As for programs favored by the Clinton administration to slow population growth, improve child and maternal health, and combat environmental degradation, McConnell says, they will have to be ``evaluated because they are outside the basic interest of the United States.''

McConnell, who has been a supporter of foreign aid, says he would subject funds left after Israel, Egypt, and the FSU are paid to two key tests.

Aid should only go to those countries judged important to American security interests. Europe and the Middle East pass the national interest test, McConnell says. Africa and Latin America do not. And aid should only go to those countries committed to democracy and free-market reforms.

Passing the test

``Developing the free-enterprise system is the only thing that has a chance of lifting people out of poverty,'' McConnell says. ``The kind of ongoing entitlement apart from government reform and economic reform is something we can no longer afford.''

Administration officials respond that unless aid-giving deals with the roots of crisis - grinding poverty, food shortages, environmental damage, and unsustainable rates of population growth - no reforms of any kind will be possible.

``It's easy to cut back aid spending since it won't affect us for five or 10 years. But that lack of far-sightedness could have a big impact in the long run,'' says a senior State Department source.

``You can't pursue the kind of political strategies we have - supporting democracy and trying to develop market systems - if poor nations are constantly at war with their ability to feed people and to provide a decent life and opportunity.''

Increasing amounts of international assistance are now needed to pay for disaster relief, humanitarian assistance, refugee programs, and peacekeeping, all of which ``keeps the awful from becoming worse but does not make the bad better,'' according to Jessica Mathews of the Council on Foreign Relations, speaking at a recent conference sponsored by the US Institute for Peace.

The need to spend more on what Dr. Mathews calls ``morally necessary but economically unproductive'' projects is reflected at the United Nations where, in a dramatic recent switch, five times more is now being spent on refugees and peacekeeping than on economic development.

A draft report now being considered by Republicans on the Senate Budget Committee calls for deep cuts in international affairs spending, including foreign aid. Among the targets: aid to the former Soviet Union and US contributions to multilateral development banks.

``The real issue is whether you want to deal with the long-term kinds of things or whether you view security only as when to use military force and under what circumstances,'' a senior White House official says. ``You have to look at the longer term: environment, population, democratic government. There's a real commitment here to having a preventive strategy.''

Marshall Plan

The US foreign aid program grew out of a successful effort to help Western European nations rebuild after World War II.

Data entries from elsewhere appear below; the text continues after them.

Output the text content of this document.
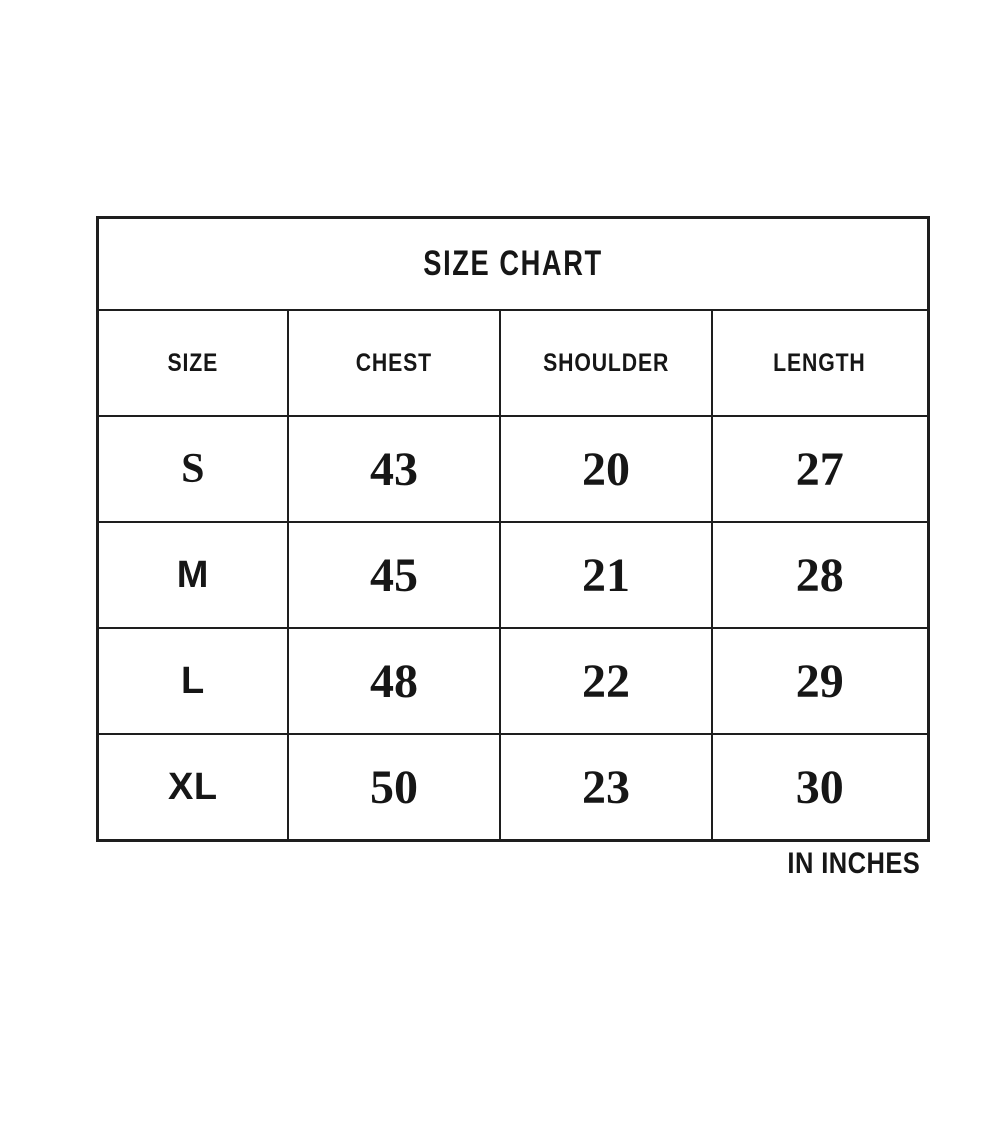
SIZE CHART
SIZE	CHEST	SHOULDER	LENGTH
S	43	20	27
M	45	21	28
L	48	22	29
XL	50	23	30
IN INCHES
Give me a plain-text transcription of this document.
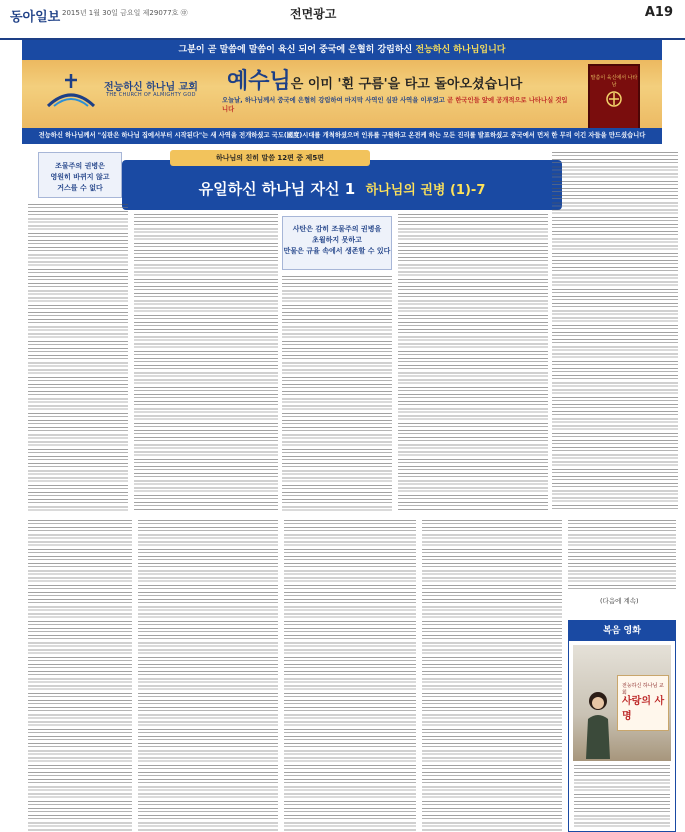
동아일보 2015년 1월 30일 금요일 제29077호 ㊥	전면광고	A19
그분이 곧 말씀에 말씀이 육신 되어 중국에 은혈히 강림하신 전능하신 하나님입니다
전능하신 하나님 교회
THE CHURCH OF ALMIGHTY GOD
예수님은 이미 '흰 구름'을 타고 돌아오셨습니다
오늘날, 하나님께서 중국에 은혈히 강림하여 마지막 사역인 심판 사역을 이루었고 곧 한국인들 앞에 공개적으로 나타나실 것입니다
말씀이 육신에서 나타남
전능하신 하나님께서 "심판은 하나님 집에서부터 시작된다"는 새 사역을 전개하셨고 국도(國度)시대를 개척하셨으며 인류를 구원하고 온전케 하는 모든 진리를 발표하셨고 중국에서 먼저 한 무리 이긴 자들을 만드셨습니다
유일하신 하나님 자신 1 하나님의 권병 (1)-7
하나님의 친히 말씀 12편 중 제5편
조물주의 권병은
영원히 바뀌지 않고
거스를 수 없다
사탄은 감히 조물주의 권병을
초월하지 못하고
만물은 규율 속에서 생존할 수 있다
(다음에 계속)
복음 영화
전능하신 하나님 교회
사랑의 사명
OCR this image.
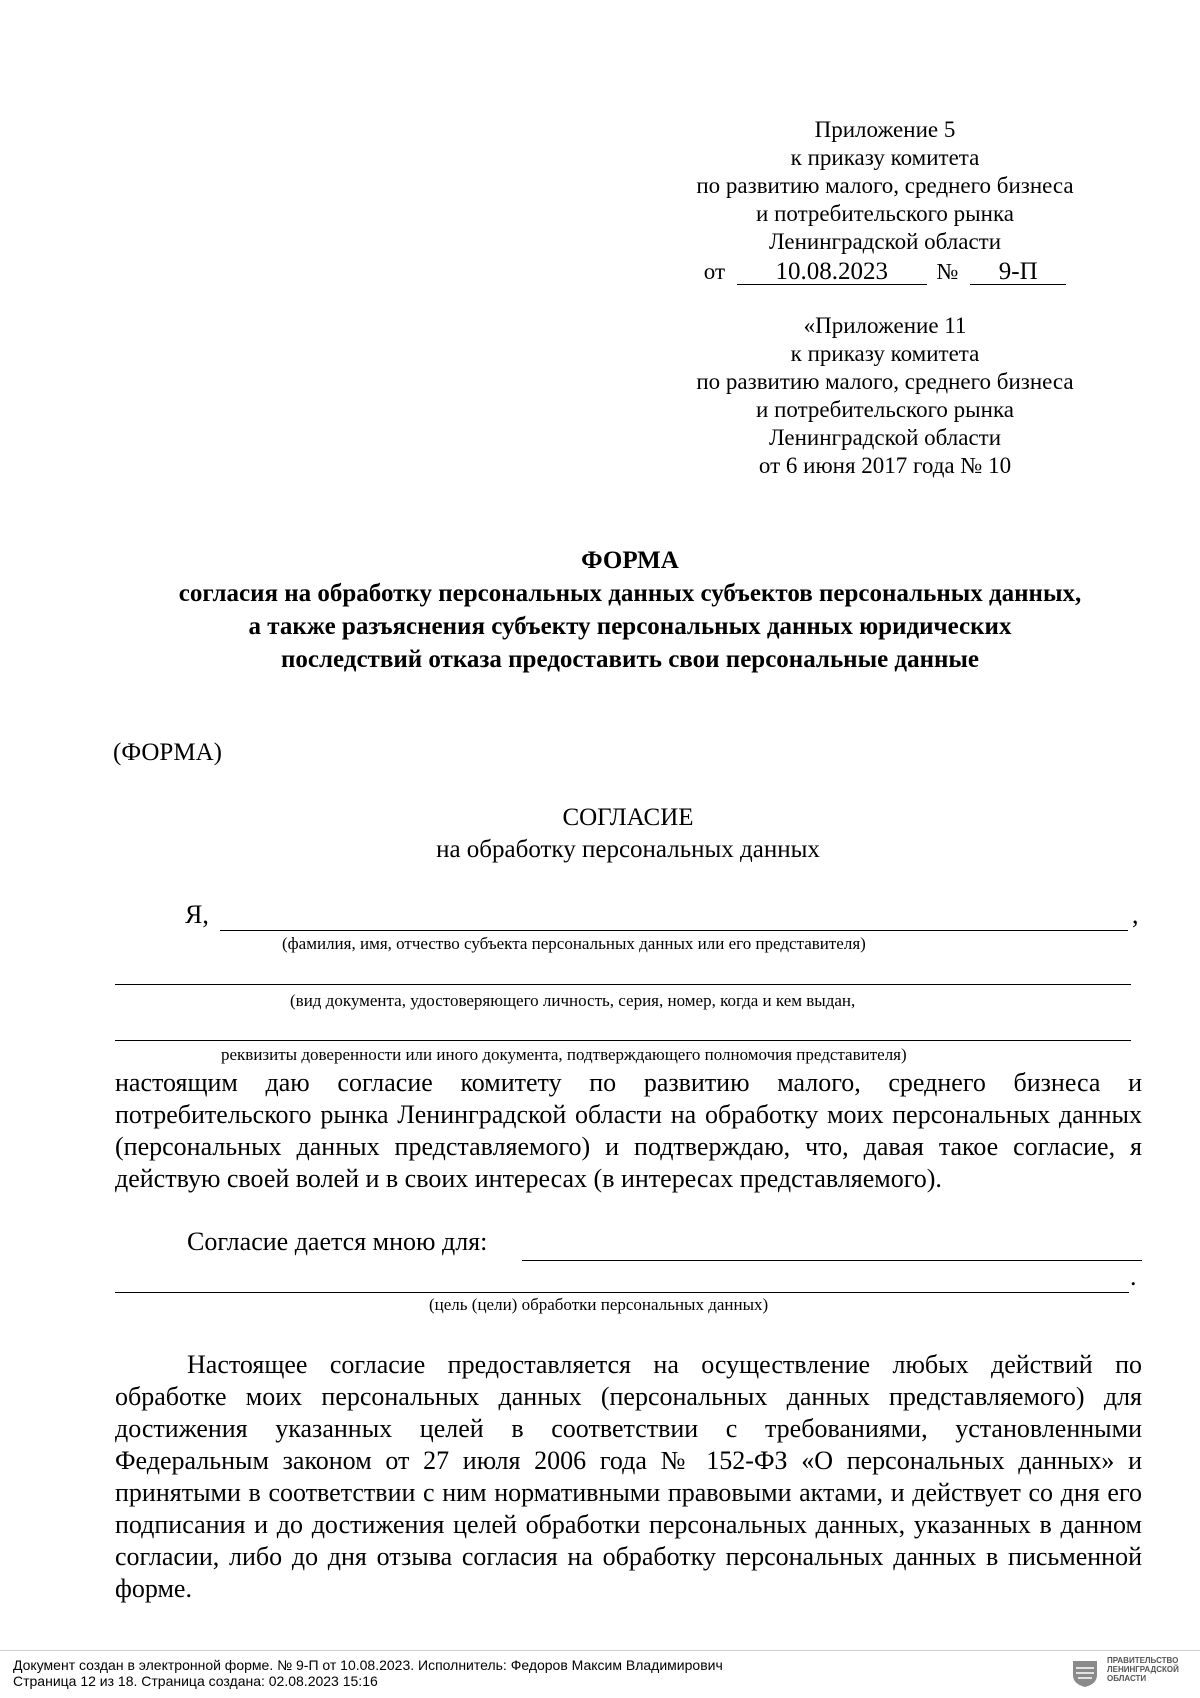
Приложение 5
к приказу комитета
по развитию малого, среднего бизнеса
и потребительского рынка
Ленинградской области
от 10.08.2023 № 9-П
«Приложение 11
к приказу комитета
по развитию малого, среднего бизнеса
и потребительского рынка
Ленинградской области
от 6 июня 2017 года № 10
ФОРМА
согласия на обработку персональных данных субъектов персональных данных,
а также разъяснения субъекту персональных данных юридических
последствий отказа предоставить свои персональные данные
(ФОРМА)
СОГЛАСИЕ
на обработку персональных данных
Я,	,
(фамилия, имя, отчество субъекта персональных данных или его представителя)
(вид документа, удостоверяющего личность, серия, номер, когда и кем выдан,
реквизиты доверенности или иного документа, подтверждающего полномочия представителя)
настоящим даю согласие комитету по развитию малого, среднего бизнеса и потребительского рынка Ленинградской области на обработку моих персональных данных (персональных данных представляемого) и подтверждаю, что, давая такое согласие, я действую своей волей и в своих интересах (в интересах представляемого).
Согласие дается мною для:
.
(цель (цели) обработки персональных данных)
Настоящее согласие предоставляется на осуществление любых действий по обработке моих персональных данных (персональных данных представляемого) для достижения указанных целей в соответствии с требованиями, установленными Федеральным законом от 27 июля 2006 года № 152-ФЗ «О персональных данных» и принятыми в соответствии с ним нормативными правовыми актами, и действует со дня его подписания и до достижения целей обработки персональных данных, указанных в данном согласии, либо до дня отзыва согласия на обработку персональных данных в письменной форме.
Документ создан в электронной форме. № 9-П от 10.08.2023. Исполнитель: Федоров Максим Владимирович
Страница 12 из 18. Страница создана: 02.08.2023 15:16
ПРАВИТЕЛЬСТВО ЛЕНИНГРАДСКОЙ ОБЛАСТИ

Although valued by many policymakers, foreign aid is considered highly vulnerable now because there is so little discretionary funding that can be cut to balance the budget.

Foreign aid has always been unpopular with voters, who believe that it consumes a large portion of the federal budget. More than a quarter of respondents in a November 1994 poll conducted by the Harvard School of Public Health and the Kaiser Family Foundation said they thought foreign aid was the largest single item in the US budget.

But when told the actual amount - one-half of 1 percent - a 79 percent majority in another recent poll approved present levels of spending on foreign aid. Eighty percent of respondents in the January poll, conducted by the Program on International Policy Attitudes, indicated that the US ``should be willing to share at least a small portion of its wealth with those in the world who are in great need.''

The US spends more money on foreign aid than any nation except Japan. But in terms of the percentage of its gross national product devoted to aid, the US ranks last among 21 industrialized nations. Adjusted for inflation, foreign aid spending is now lower now than at any time since World War II.